S-207-115
Placed on Senate Legislative Calendar under General Orders. Calendar No. 472.
Sponsored by Amy Klobuchar (D-MN)
What it does
The SALTS Act would amend the Controlled Substances Act to specify a list of factors that prosecutors and courts may use as evidence when determining whether a synthetic drug (called a "controlled substance analogue") was intended for human consumption. Under existing law, a synthetic drug is treated as a Schedule I controlled substance — the most restricted category — only when it is intended for human consumption. This bill would clarify what kinds of evidence can be used to make that determination.
Who benefits
Federal prosecutors and law enforcement agencies, who would gain clearer legal tools to pursue charges against manufacturers and distributors of synthetic drugs (such as synthetic cannabinoids or bath salts). Communities and individuals affected by synthetic drug use could benefit if clearer evidentiary standards lead to more successful prosecutions. Judges and defense attorneys would also benefit from reduced legal ambiguity about what evidence is admissible in analogue drug cases.
Who is hurt
Manufacturers, distributors, and retailers of products that may be classified as controlled substance analogues — including some sellers of legal research chemicals or novelty products — who could face a broader or clearer basis for criminal prosecution. Defendants in analogue drug cases who previously benefited from legal ambiguity about the "intended for human consumption" standard may face a stronger evidentiary framework working against them. Civil liberties advocates argue that broader evidentiary standards could increase the risk of wrongful prosecution for individuals whose products were not genuinely intended as drugs.
Supporters argue
Supporters argue that the existing "intended for human consumption" standard in the Controlled Substances Act is too vague, allowing synthetic drug manufacturers to exploit legal loopholes by labeling dangerous products as "not for human consumption" — even when those products are clearly being sold and used as drugs. Synthetic drugs like bath salts and synthetic cannabinoids have caused thousands of emergency room visits and deaths. By codifying specific factors that courts may consider as evidence of intent, the bill would give prosecutors the tools they need to hold bad actors accountable, close a well-documented loophole, and protect public health without expanding the underlying definition of what substances are controlled.
Opponents argue
Opponents argue that codifying a broader set of evidentiary factors could lower the effective burden of proof in analogue drug prosecutions, raising due process concerns under the Fifth and Sixth Amendments.
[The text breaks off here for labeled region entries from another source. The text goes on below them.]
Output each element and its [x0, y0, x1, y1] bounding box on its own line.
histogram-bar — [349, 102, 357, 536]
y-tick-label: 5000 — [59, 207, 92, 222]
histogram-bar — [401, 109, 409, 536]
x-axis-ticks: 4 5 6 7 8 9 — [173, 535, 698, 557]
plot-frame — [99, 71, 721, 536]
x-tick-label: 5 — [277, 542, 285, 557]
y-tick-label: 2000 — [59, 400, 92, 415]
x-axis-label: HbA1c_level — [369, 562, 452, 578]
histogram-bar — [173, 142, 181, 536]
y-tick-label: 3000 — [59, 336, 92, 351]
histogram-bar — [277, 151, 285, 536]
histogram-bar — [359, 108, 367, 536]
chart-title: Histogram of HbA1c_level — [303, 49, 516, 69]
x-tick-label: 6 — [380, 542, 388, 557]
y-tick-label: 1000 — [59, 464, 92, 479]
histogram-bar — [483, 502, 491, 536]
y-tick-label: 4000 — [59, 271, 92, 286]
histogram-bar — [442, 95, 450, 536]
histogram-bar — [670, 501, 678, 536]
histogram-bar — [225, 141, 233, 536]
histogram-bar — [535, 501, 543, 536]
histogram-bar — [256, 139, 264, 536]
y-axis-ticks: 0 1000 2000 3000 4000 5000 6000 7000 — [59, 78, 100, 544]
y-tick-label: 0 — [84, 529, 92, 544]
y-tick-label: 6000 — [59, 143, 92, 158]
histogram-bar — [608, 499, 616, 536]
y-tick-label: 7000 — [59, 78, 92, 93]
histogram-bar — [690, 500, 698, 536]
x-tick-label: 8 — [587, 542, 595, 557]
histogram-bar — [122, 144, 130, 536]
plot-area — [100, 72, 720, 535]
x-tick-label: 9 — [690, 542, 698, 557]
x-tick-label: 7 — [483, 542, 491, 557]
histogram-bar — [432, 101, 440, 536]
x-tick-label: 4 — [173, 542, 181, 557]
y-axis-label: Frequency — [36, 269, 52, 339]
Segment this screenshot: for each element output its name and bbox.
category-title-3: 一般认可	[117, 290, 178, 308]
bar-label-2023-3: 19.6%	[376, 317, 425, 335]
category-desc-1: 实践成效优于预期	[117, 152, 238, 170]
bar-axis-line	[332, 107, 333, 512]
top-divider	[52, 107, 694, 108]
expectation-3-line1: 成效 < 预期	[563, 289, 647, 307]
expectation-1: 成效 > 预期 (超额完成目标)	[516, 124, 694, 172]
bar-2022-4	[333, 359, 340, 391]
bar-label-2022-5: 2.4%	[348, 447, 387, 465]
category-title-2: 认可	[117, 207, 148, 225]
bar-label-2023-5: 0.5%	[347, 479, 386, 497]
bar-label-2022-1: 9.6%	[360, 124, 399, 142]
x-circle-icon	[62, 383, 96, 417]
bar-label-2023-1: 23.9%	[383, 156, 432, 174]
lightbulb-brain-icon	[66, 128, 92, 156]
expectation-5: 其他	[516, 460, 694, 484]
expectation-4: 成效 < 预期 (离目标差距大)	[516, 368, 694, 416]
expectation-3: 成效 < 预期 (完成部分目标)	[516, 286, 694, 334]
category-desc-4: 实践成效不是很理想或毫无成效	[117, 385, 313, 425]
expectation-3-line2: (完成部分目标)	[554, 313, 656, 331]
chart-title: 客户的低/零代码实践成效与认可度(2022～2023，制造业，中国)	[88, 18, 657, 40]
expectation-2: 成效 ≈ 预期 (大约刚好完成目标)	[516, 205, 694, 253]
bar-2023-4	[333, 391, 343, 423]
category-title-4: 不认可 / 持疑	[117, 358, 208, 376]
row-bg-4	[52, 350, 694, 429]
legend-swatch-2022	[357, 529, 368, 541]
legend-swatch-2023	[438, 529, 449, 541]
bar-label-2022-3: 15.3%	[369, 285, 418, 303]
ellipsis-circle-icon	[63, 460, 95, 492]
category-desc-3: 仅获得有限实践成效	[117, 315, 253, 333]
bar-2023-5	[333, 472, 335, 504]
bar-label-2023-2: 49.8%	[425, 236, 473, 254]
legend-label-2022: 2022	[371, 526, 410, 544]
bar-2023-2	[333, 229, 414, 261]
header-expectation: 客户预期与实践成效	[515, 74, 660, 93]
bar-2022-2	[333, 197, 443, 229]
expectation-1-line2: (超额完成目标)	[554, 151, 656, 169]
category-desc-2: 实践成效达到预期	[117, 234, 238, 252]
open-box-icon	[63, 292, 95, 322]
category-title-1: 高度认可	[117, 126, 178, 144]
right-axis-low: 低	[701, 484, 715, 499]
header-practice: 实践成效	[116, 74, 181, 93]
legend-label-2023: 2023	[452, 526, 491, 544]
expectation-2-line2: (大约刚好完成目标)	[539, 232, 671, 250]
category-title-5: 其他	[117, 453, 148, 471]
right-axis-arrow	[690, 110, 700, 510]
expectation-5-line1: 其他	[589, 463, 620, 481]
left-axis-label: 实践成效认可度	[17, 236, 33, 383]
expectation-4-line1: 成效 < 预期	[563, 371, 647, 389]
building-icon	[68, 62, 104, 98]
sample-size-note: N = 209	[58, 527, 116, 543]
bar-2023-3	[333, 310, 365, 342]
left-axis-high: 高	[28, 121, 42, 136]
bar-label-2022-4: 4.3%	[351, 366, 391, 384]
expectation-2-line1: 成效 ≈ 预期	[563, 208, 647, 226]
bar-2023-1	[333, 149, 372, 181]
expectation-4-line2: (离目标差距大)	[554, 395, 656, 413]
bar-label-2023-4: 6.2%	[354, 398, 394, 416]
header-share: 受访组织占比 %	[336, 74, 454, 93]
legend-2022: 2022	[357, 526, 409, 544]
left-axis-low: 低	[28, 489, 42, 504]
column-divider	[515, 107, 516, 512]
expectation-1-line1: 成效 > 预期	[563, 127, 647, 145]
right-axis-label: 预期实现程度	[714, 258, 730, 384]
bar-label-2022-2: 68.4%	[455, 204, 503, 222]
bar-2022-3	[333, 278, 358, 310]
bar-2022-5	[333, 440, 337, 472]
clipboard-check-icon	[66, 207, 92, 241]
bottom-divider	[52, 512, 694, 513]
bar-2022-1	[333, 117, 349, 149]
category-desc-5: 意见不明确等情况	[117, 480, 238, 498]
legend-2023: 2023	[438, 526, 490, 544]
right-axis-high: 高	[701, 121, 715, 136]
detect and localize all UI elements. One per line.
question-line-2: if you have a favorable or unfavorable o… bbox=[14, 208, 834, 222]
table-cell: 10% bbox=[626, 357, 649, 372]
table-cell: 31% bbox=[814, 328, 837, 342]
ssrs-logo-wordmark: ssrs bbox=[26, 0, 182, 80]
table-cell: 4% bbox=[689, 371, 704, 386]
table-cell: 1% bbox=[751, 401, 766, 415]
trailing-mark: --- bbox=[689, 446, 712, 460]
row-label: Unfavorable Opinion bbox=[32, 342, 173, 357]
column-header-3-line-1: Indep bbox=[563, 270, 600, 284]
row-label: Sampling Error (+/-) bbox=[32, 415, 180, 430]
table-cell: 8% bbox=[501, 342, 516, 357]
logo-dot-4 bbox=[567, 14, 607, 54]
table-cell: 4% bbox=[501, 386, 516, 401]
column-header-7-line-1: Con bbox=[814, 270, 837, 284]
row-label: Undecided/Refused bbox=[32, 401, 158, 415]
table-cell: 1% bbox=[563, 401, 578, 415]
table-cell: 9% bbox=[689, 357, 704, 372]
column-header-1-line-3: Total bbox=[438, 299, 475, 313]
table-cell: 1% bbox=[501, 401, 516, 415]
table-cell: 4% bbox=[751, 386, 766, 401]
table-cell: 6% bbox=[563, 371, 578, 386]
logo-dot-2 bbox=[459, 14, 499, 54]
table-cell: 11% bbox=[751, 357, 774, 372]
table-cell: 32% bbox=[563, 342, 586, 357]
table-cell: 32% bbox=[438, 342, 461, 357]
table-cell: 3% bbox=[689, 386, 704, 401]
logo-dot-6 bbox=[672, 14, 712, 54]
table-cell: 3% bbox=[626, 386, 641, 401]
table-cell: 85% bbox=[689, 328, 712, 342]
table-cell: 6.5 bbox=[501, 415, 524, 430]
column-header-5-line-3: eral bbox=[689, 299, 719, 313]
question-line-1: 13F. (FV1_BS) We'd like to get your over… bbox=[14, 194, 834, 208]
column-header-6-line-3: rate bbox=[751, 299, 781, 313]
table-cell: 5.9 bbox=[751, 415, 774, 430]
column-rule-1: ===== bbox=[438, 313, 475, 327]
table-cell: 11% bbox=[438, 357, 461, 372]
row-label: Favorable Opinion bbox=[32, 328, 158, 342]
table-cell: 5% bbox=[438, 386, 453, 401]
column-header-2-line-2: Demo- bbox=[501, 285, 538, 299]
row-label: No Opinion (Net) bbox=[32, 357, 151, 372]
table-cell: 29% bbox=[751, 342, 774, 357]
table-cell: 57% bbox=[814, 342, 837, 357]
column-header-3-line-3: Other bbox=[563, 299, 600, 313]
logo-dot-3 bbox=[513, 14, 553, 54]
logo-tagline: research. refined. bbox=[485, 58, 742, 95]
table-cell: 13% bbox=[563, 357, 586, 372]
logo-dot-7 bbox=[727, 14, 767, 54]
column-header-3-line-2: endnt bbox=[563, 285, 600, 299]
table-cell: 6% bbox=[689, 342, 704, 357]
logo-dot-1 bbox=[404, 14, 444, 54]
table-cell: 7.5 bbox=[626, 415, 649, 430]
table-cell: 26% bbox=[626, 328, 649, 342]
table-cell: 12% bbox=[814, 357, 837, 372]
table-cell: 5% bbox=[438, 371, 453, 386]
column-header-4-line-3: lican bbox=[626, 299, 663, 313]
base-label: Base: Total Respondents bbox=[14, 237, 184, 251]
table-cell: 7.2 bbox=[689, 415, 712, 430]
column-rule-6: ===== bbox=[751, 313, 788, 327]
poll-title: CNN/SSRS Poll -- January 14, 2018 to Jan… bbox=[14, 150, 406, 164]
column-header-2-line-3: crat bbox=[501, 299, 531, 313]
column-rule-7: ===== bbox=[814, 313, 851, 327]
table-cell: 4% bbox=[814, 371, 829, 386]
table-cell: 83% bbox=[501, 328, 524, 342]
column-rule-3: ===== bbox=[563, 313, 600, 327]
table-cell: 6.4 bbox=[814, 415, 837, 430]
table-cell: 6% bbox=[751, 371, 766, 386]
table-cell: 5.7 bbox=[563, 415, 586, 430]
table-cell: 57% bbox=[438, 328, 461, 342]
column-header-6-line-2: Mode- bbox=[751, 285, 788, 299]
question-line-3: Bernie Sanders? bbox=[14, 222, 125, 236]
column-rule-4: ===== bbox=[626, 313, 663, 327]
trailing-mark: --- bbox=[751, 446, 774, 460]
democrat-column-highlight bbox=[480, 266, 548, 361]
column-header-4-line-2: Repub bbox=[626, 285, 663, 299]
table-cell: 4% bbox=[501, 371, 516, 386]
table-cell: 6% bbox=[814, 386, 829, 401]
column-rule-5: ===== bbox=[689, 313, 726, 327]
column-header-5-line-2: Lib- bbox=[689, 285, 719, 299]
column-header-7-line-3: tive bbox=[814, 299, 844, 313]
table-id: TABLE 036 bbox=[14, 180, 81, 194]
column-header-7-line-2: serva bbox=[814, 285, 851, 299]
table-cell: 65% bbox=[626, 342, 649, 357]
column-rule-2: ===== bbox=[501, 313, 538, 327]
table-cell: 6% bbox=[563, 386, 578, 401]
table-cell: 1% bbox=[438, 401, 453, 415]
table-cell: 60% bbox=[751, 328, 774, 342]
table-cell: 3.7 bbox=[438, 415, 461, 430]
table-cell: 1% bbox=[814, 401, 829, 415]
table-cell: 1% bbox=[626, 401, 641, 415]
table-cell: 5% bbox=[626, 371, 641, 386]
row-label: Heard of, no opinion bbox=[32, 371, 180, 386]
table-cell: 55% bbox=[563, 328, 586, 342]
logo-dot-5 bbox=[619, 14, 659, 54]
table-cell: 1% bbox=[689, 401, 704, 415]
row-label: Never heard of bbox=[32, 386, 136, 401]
The existing analogue statute has already been criticized by courts for vagueness, and adding more factors without clear definitions may compound that problem rather than solve it. Critics also contend that the bill could sweep in legitimate researchers, chemists, or retailers of legal substances whose products share chemical similarities with controlled drugs but are not intended as substitutes. Expanding prosecutorial tools in this area, they argue, risks overcriminalization and disproportionate sentences for conduct that may not warrant Schedule I treatment.
Constitutional context
The bill implicates the Fifth Amendment's Due Process Clause, which requires that criminal statutes be written with sufficient clarity so that ordinary people can understand what conduct is prohibited (the "void for vagueness" doctrine). The Sixth Amendment's guarantee of a fair trial is relevant to evidentiary standards used against defendants. The Eighth Amendment's proportionality principle is implicated because conviction under the analogue statute triggers Schedule I penalties, which are among the most severe in federal drug law. The Fourteenth Amendment's equal protection principles may be relevant if the evidentiary factors are applied unevenly across demographic groups. Prior court challenges to the Federal Analogue Act have raised vagueness concerns, and this bill's enumerated factors could either resolve or deepen those challenges depending on how specifically the factors are defined.
Checks and balances
This bill would shift some interpretive authority from the judicial branch to the legislative branch by codifying specific evidentiary factors in statute, reducing the discretion courts currently exercise in determining what evidence is relevant to the "intended for human consumption" question. It would also strengthen the hand of the executive branch (federal prosecutors) by providing a clearer statutory framework for building analogue drug cases. Congress retains authority over the underlying scheduling and penalty structure.
Historical precedent
The Federal Analogue Act (21 U.S.C. § 813), enacted as part of the Controlled Substances Analogue Enforcement Act of 1986, established the original framework this bill amends. Courts have repeatedly grappled with the vagueness of the "intended for human consumption" standard, including in United States v. Forbes (10th Cir. 1992) and subsequent circuit-level decisions, creating the legal ambiguity this bill seeks to address.